Multicomponent Fokas-Lenells equations on Hermitian symmetric spaces

TL;DR

This paper develops multi-component integrable Fokas-Lenells equations on Hermitian symmetric spaces, detailing their structures, reductions, and examples across classical types, advancing the understanding of their integrability and nonlocal models.

Contribution

It introduces new multi-component Fokas-Lenells equations on Hermitian symmetric spaces, including their Lax pairs, bi-Hamiltonian structures, and reductions, expanding the class of integrable models.

Findings

Formulated multi-component Fokas-Lenells equations for various symmetric spaces

Provided Lax and bi-Hamiltonian structures for these equations

Explored reductions leading to nonlocal integrable models

Abstract

Multi-component integrable generalizations of the Fokas-Lenells equation, associated with each irreducible Hermitian symmetric space are formulated.
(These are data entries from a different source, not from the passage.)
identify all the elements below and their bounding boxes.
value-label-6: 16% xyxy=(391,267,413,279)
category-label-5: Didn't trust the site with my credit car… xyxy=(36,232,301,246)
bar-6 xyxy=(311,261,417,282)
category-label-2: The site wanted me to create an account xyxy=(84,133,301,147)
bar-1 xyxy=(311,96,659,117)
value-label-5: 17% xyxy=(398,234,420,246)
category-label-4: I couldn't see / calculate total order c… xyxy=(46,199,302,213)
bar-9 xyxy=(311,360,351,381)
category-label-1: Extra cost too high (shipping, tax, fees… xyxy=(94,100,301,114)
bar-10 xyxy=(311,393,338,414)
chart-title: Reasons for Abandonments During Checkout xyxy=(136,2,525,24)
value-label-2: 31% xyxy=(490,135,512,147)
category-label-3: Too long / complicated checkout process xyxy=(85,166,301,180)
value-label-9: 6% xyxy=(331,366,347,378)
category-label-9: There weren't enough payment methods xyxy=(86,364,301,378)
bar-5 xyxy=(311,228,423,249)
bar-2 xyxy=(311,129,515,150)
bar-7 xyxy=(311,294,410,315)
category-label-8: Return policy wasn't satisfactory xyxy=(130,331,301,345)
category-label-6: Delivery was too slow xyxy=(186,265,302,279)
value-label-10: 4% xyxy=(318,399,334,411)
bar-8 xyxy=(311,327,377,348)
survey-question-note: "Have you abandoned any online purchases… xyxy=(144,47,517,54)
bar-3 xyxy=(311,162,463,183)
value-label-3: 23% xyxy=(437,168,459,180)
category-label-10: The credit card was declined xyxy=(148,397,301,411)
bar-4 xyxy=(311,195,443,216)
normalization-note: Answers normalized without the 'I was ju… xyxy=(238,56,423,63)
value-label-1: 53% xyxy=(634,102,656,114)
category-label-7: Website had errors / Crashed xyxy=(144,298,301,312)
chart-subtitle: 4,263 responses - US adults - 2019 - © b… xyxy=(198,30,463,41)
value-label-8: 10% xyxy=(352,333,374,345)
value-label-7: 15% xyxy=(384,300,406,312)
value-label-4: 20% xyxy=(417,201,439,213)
Description of the underlying structures associated to the integrability, such as the Lax representation and the bi-Hamiltonian formulation of the equations is provided. Two reductions are considered as well, one of which leads to a nonlocal integrable model. Examples with Hermitian symmetric spaces of all classical series of types A.III, BD.I, C.I and D.III are presented in details, as well as possibilities for further reductions in a general form.